According to the release, Arvidsson had just earned his second Europa Cup downhill victory, but started from the 34th position in the World Cup event.
The U.S. Team press release noted Arvidsson, a junior at Middlebury this past winter, earned his first top-20, first top-15, and first top-10 finishes.
According to the press release, Arvidsson’s success is not surprising:
“Arvidsson has a natural touch and is an incredibly gifted athlete. In 2018, Arvidsson decided to take an unconventional path that worked well for him, attending Middlebury College and getting some valuable experience. It more than paid off.”

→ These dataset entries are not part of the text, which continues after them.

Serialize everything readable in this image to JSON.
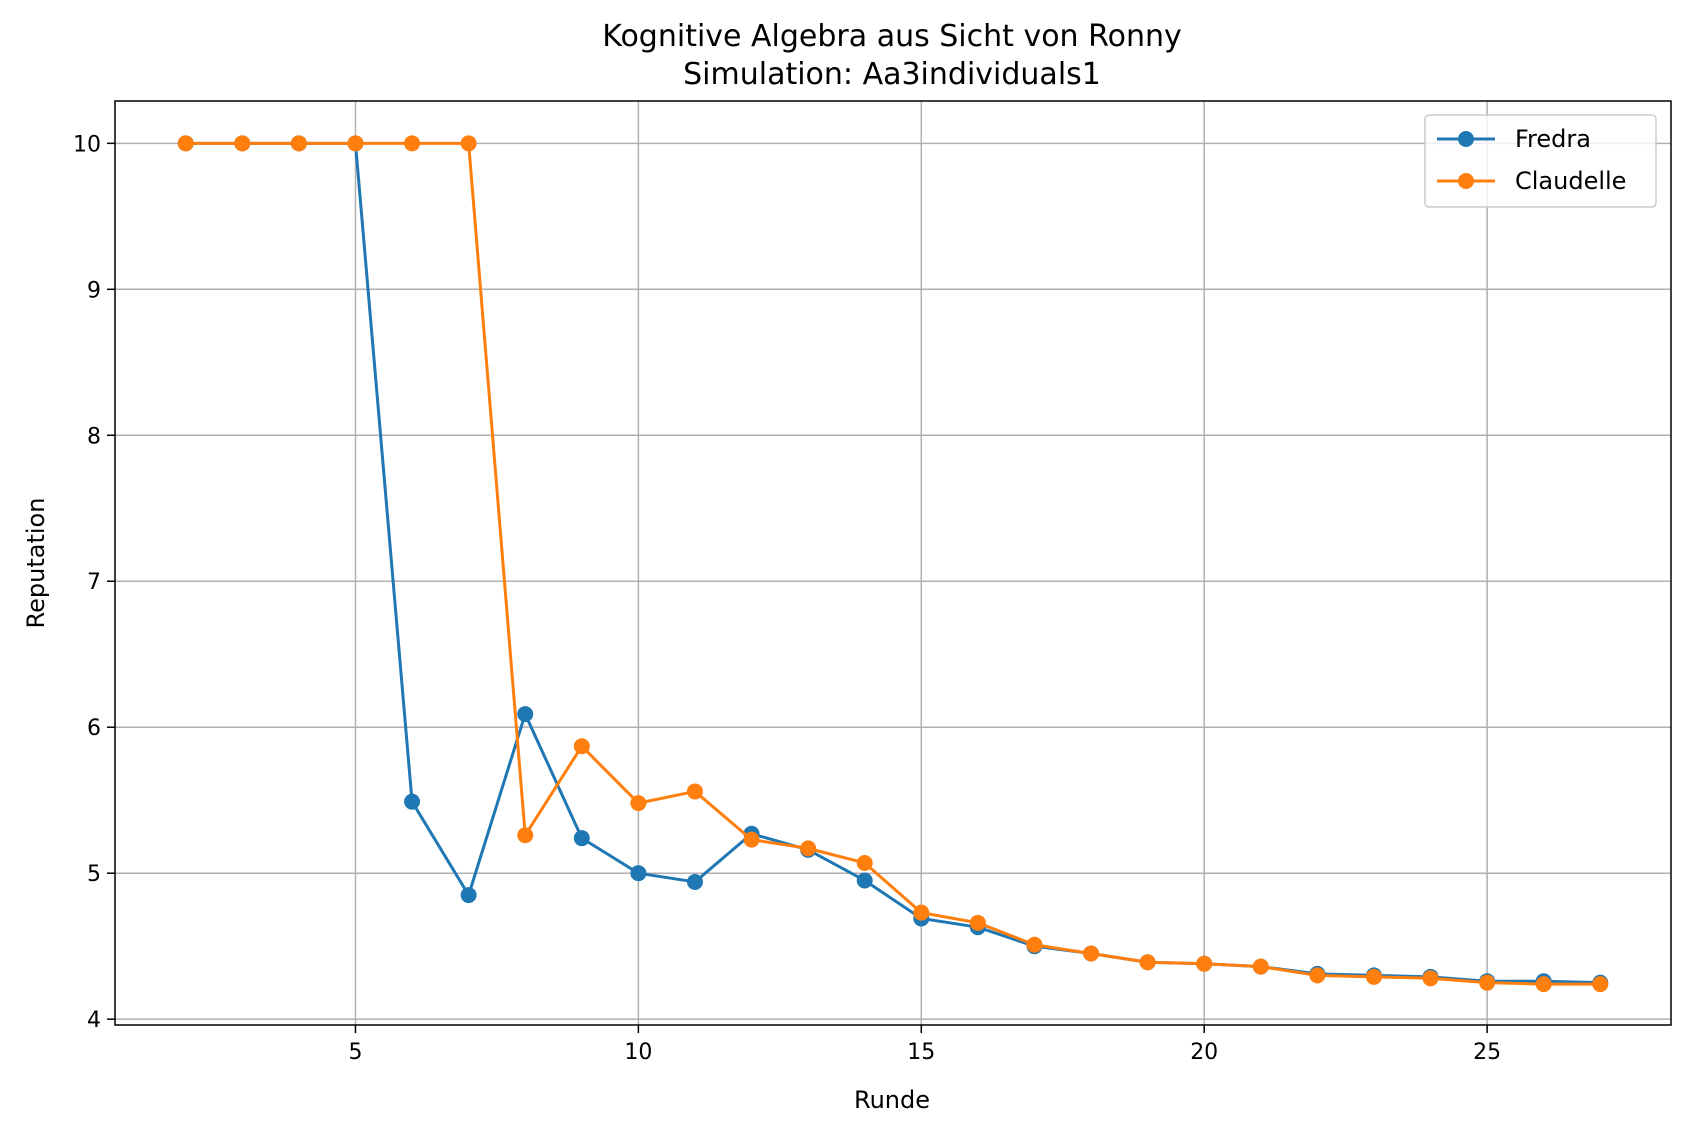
{
  "chart_data": {
    "type": "line",
    "title": "Kognitive Algebra aus Sicht von Ronny",
    "subtitle": "Simulation: Aa3individuals1",
    "xlabel": "Runde",
    "ylabel": "Reputation",
    "xlim": [
      0.75,
      28.25
    ],
    "ylim": [
      3.96,
      10.29
    ],
    "xticks": [
      5,
      10,
      15,
      20,
      25
    ],
    "yticks": [
      4,
      5,
      6,
      7,
      8,
      9,
      10
    ],
    "grid": true,
    "legend_position": "top-right",
    "series": [
      {
        "name": "Fredra",
        "color": "#1f77b4",
        "x": [
          2,
          3,
          4,
          5,
          6,
          7,
          8,
          9,
          10,
          11,
          12,
          13,
          14,
          15,
          16,
          17,
          18,
          19,
          20,
          21,
          22,
          23,
          24,
          25,
          26,
          27
        ],
        "y": [
          10,
          10,
          10,
          10,
          5.49,
          4.85,
          6.09,
          5.24,
          5.0,
          4.94,
          5.27,
          5.16,
          4.95,
          4.69,
          4.63,
          4.5,
          4.45,
          4.39,
          4.38,
          4.36,
          4.31,
          4.3,
          4.29,
          4.26,
          4.26,
          4.25
        ]
      },
      {
        "name": "Claudelle",
        "color": "#ff7f0e",
        "x": [
          2,
          3,
          4,
          5,
          6,
          7,
          8,
          9,
          10,
          11,
          12,
          13,
          14,
          15,
          16,
          17,
          18,
          19,
          20,
          21,
          22,
          23,
          24,
          25,
          26,
          27
        ],
        "y": [
          10,
          10,
          10,
          10,
          10,
          10,
          5.26,
          5.87,
          5.48,
          5.56,
          5.23,
          5.17,
          5.07,
          4.73,
          4.66,
          4.51,
          4.45,
          4.39,
          4.38,
          4.36,
          4.3,
          4.29,
          4.28,
          4.25,
          4.24,
          4.24
        ]
      }
    ]
  }
}
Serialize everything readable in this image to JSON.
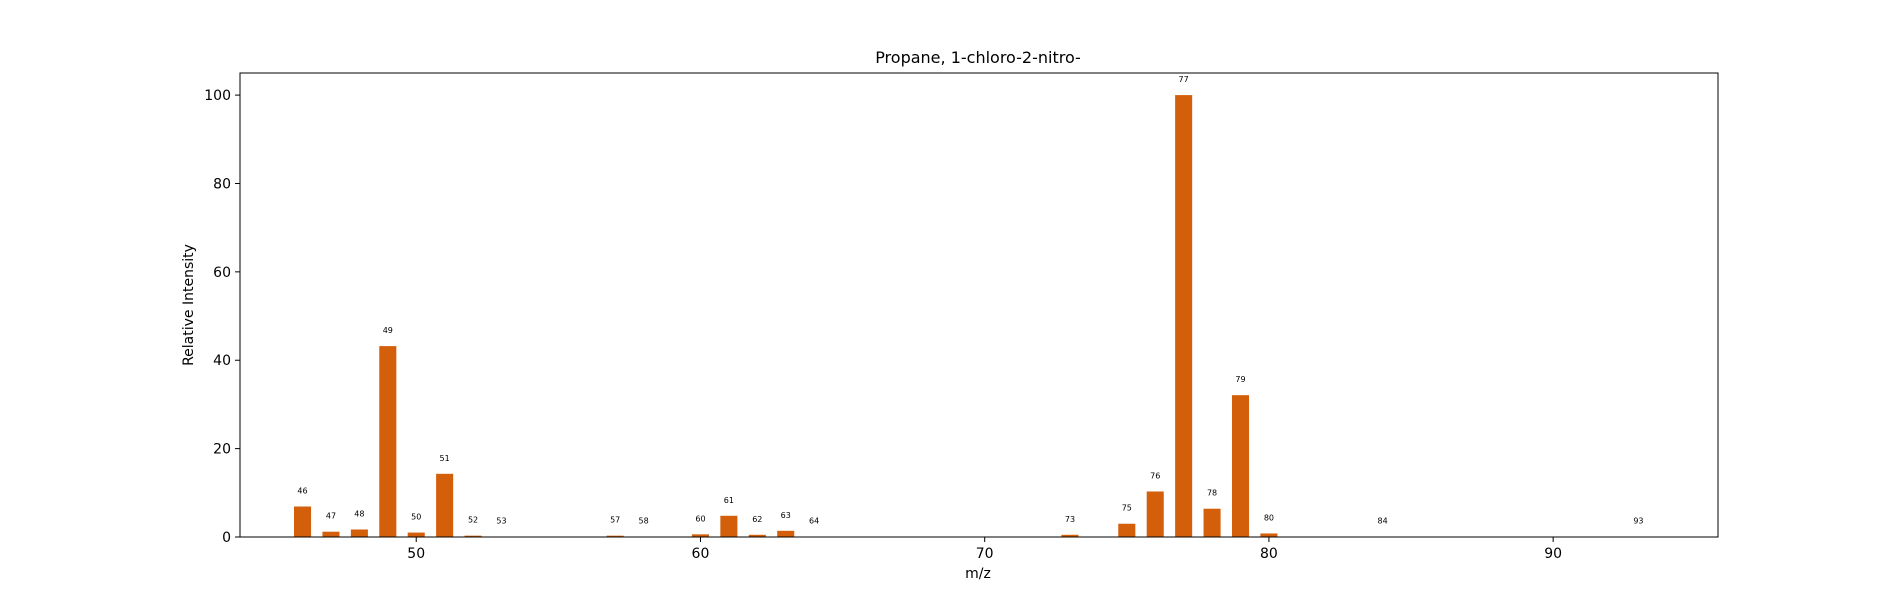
{
  "chart_data": {
    "type": "bar",
    "title": "Propane, 1-chloro-2-nitro-",
    "xlabel": "m/z",
    "ylabel": "Relative Intensity",
    "xlim": [
      43.8,
      95.8
    ],
    "ylim": [
      0,
      105
    ],
    "xticks": [
      50,
      60,
      70,
      80,
      90
    ],
    "yticks": [
      0,
      20,
      40,
      60,
      80,
      100
    ],
    "bar_color": "#d35f0a",
    "grid": false,
    "legend": "none",
    "x": [
      46,
      47,
      48,
      49,
      50,
      51,
      52,
      53,
      57,
      58,
      60,
      61,
      62,
      63,
      64,
      73,
      75,
      76,
      77,
      78,
      79,
      80,
      84,
      93
    ],
    "values": [
      6.9,
      1.2,
      1.7,
      43.2,
      1.0,
      14.3,
      0.3,
      0.1,
      0.3,
      0.1,
      0.6,
      4.8,
      0.5,
      1.4,
      0.1,
      0.5,
      3.0,
      10.3,
      100.0,
      6.4,
      32.1,
      0.8,
      0.1,
      0.1
    ],
    "labels": [
      "46",
      "47",
      "48",
      "49",
      "50",
      "51",
      "52",
      "53",
      "57",
      "58",
      "60",
      "61",
      "62",
      "63",
      "64",
      "73",
      "75",
      "76",
      "77",
      "78",
      "79",
      "80",
      "84",
      "93"
    ]
  }
}
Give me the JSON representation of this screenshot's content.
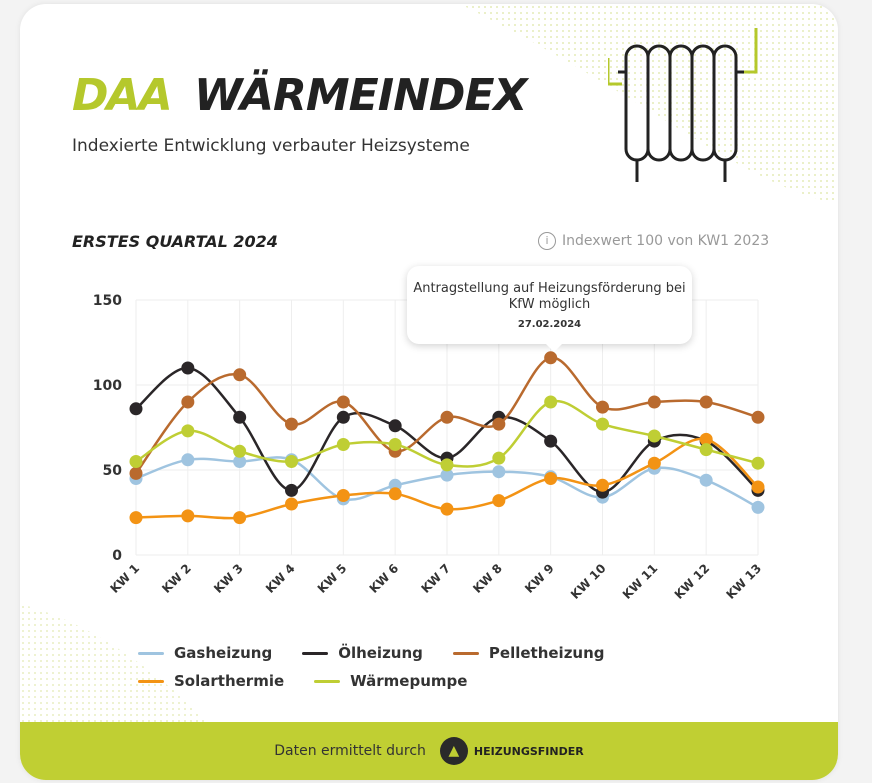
{
  "header": {
    "logo": "DAA",
    "title": "WÄRMEINDEX",
    "subtitle": "Indexierte Entwicklung verbauter Heizsysteme"
  },
  "section_title": "ERSTES QUARTAL 2024",
  "note": {
    "icon": "info-icon",
    "text": "Indexwert 100 von KW1 2023"
  },
  "tooltip": {
    "text": "Antragstellung auf Heizungsförderung bei KfW möglich",
    "date": "27.02.2024"
  },
  "footer": {
    "text": "Daten ermittelt durch",
    "brand": "HEIZUNGSFINDER",
    "icon": "flame-icon"
  },
  "chart_data": {
    "type": "line",
    "smooth": true,
    "ylim": [
      0,
      150
    ],
    "yticks": [
      0,
      50,
      100,
      150
    ],
    "grid": true,
    "legend": "bottom",
    "categories": [
      "KW 1",
      "KW 2",
      "KW 3",
      "KW 4",
      "KW 5",
      "KW 6",
      "KW 7",
      "KW 8",
      "KW 9",
      "KW 10",
      "KW 11",
      "KW 12",
      "KW 13"
    ],
    "series": [
      {
        "name": "Gasheizung",
        "color": "#9fc4e0",
        "values": [
          45,
          56,
          55,
          56,
          33,
          41,
          47,
          49,
          46,
          34,
          51,
          44,
          28
        ]
      },
      {
        "name": "Ölheizung",
        "color": "#2a2628",
        "values": [
          86,
          110,
          81,
          38,
          81,
          76,
          57,
          81,
          67,
          37,
          67,
          67,
          38
        ]
      },
      {
        "name": "Pelletheizung",
        "color": "#b96a2e",
        "values": [
          48,
          90,
          106,
          77,
          90,
          61,
          81,
          77,
          116,
          87,
          90,
          90,
          81
        ]
      },
      {
        "name": "Solarthermie",
        "color": "#f39314",
        "values": [
          22,
          23,
          22,
          30,
          35,
          36,
          27,
          32,
          45,
          41,
          54,
          68,
          40
        ]
      },
      {
        "name": "Wärmepumpe",
        "color": "#bfce34",
        "values": [
          55,
          73,
          61,
          55,
          65,
          65,
          53,
          57,
          90,
          77,
          70,
          62,
          54
        ]
      }
    ]
  }
}
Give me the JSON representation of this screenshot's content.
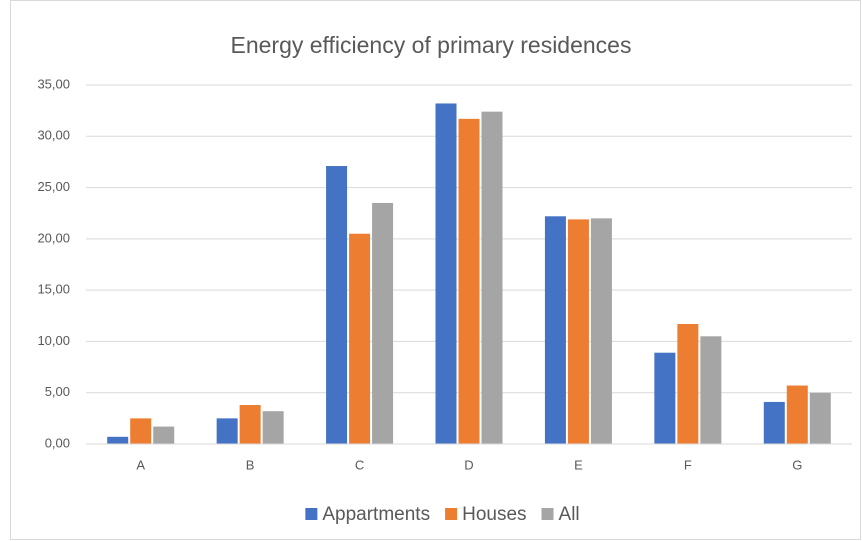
{
  "chart_data": {
    "type": "bar",
    "title": "Energy efficiency of primary residences",
    "categories": [
      "A",
      "B",
      "C",
      "D",
      "E",
      "F",
      "G"
    ],
    "series": [
      {
        "name": "Appartments",
        "color": "#4472c4",
        "values": [
          0.7,
          2.5,
          27.1,
          33.2,
          22.2,
          8.9,
          4.1
        ]
      },
      {
        "name": "Houses",
        "color": "#ed7d31",
        "values": [
          2.5,
          3.8,
          20.5,
          31.7,
          21.9,
          11.7,
          5.7
        ]
      },
      {
        "name": "All",
        "color": "#a5a5a5",
        "values": [
          1.7,
          3.2,
          23.5,
          32.4,
          22.0,
          10.5,
          5.0
        ]
      }
    ],
    "ylim": [
      0,
      35
    ],
    "yticks": [
      {
        "value": 0,
        "label": "0,00"
      },
      {
        "value": 5,
        "label": "5,00"
      },
      {
        "value": 10,
        "label": "10,00"
      },
      {
        "value": 15,
        "label": "15,00"
      },
      {
        "value": 20,
        "label": "20,00"
      },
      {
        "value": 25,
        "label": "25,00"
      },
      {
        "value": 30,
        "label": "30,00"
      },
      {
        "value": 35,
        "label": "35,00"
      }
    ],
    "grid": true,
    "legend": "bottom"
  }
}
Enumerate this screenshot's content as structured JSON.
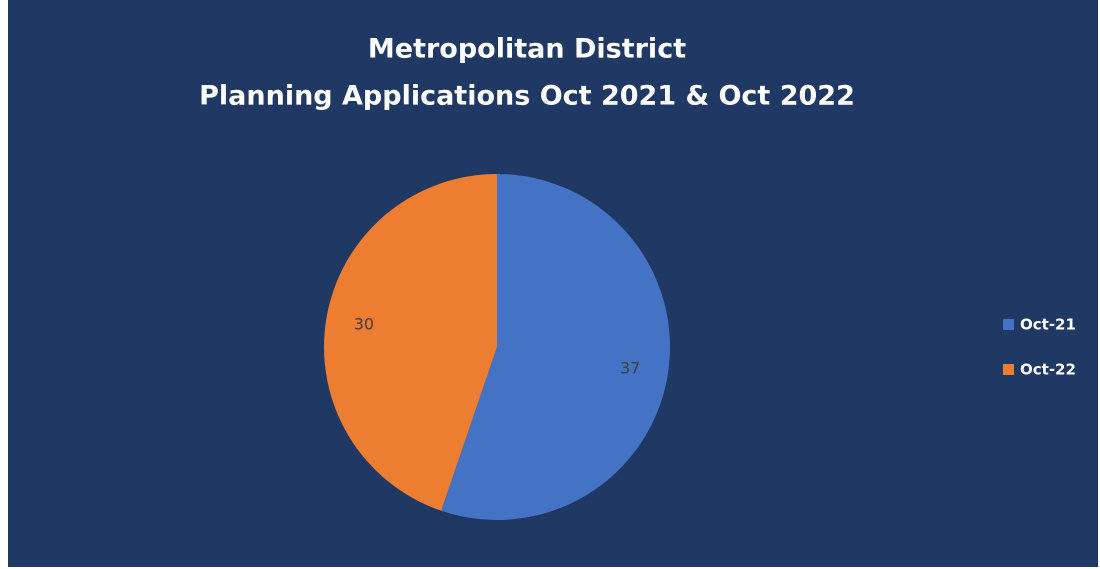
{
  "chart_data": {
    "type": "pie",
    "title": [
      "Metropolitan District",
      "Planning Applications Oct 2021 & Oct 2022"
    ],
    "categories": [
      "Oct-21",
      "Oct-22"
    ],
    "values": [
      37,
      30
    ],
    "colors": [
      "#4472c4",
      "#ed7d31"
    ],
    "legend": "right"
  }
}
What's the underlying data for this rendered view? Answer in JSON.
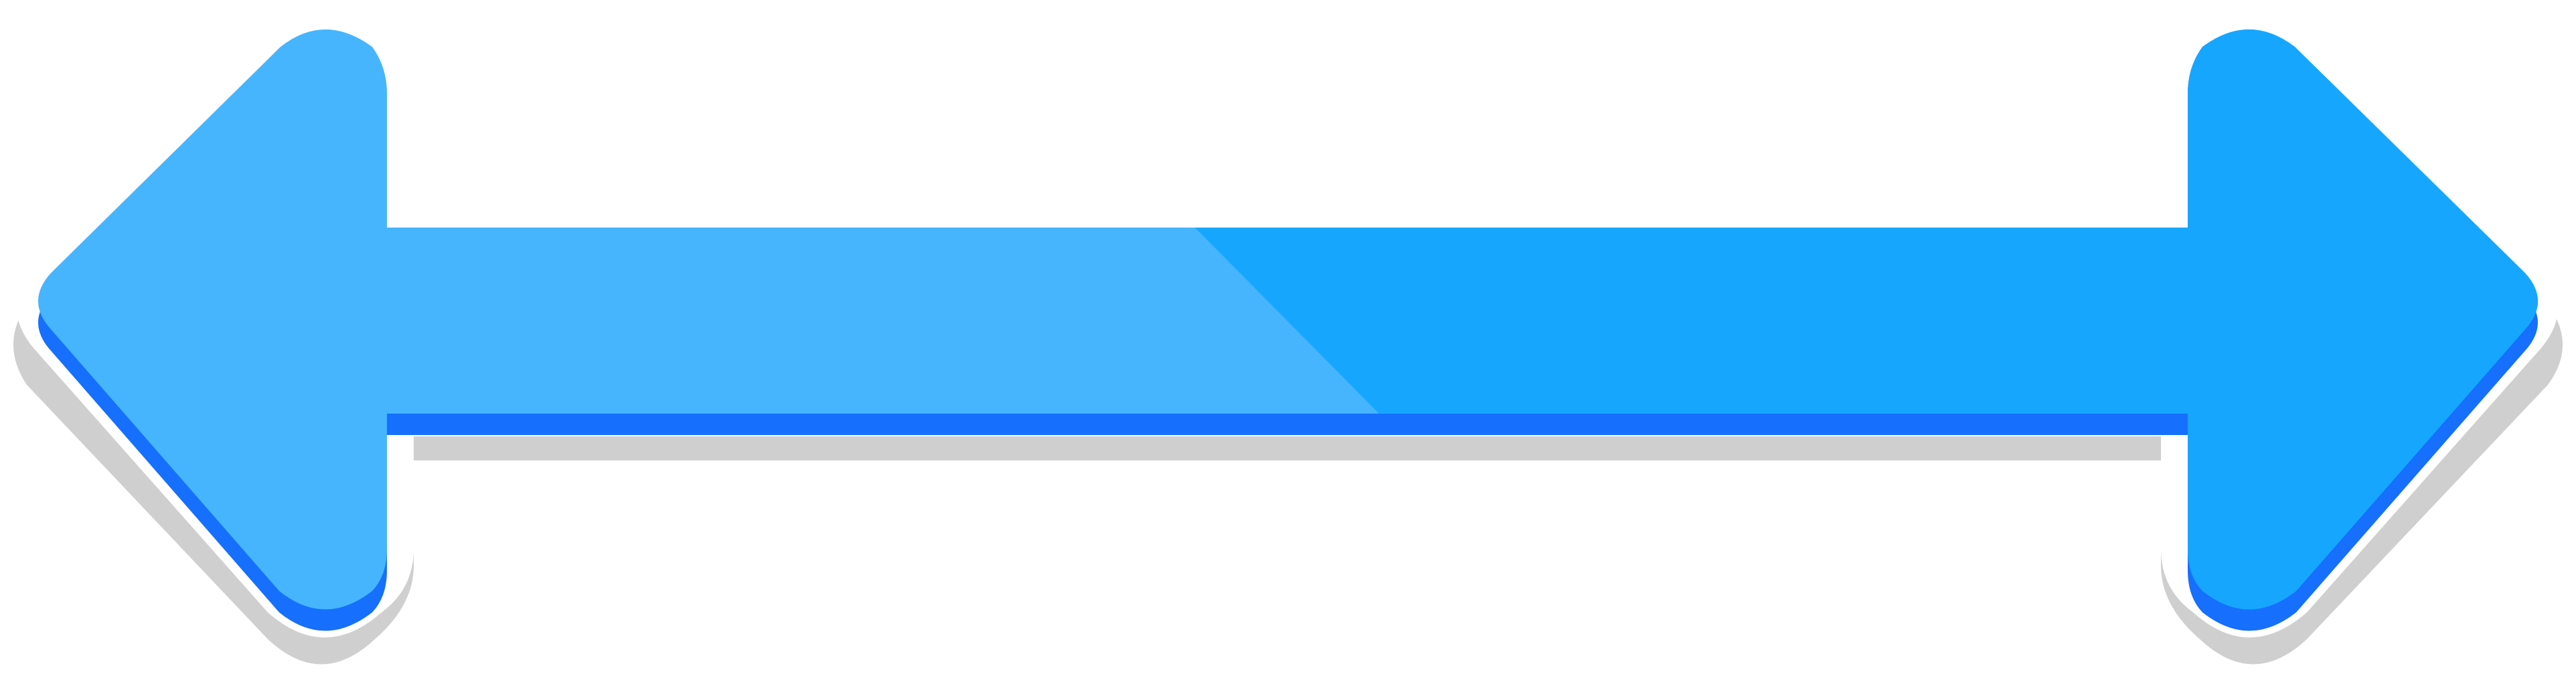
{
  "graphic": {
    "name": "double-headed-arrow",
    "colors": {
      "background": "#ffffff",
      "light_blue": "#46b5fd",
      "bright_blue": "#17a6fe",
      "shadow_blue": "#166ffd",
      "gray_shadow": "#cfcfcf",
      "outline_white": "#ffffff"
    }
  }
}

Austria’s Vincent Kriechmayr earned his fourth straight speed victory in the race. Arvidsson’s teammate, Bryce Bennet, finished 10th in an event that was the final downhill prior to World Cup Finals in Lenzerheide, Switzerland.
Following the first training, Arvidsson mentioned to the coaches that he felt he could be top 15 on the Saalbach track.
“Obviously today was pretty incredible for me, I never could have imagined that I could have had a result like this at the beginning of this season, but going into the week, the momentum has definitely been building,” Arvidsson said.
“In the first training run, I felt like I could pull it together on this hill and put down a good run. The top is really technical and has a lot of turns, which definitely suits my style, and I just had to clean up some things on the flats, and I was able to do that today and put together a good run.”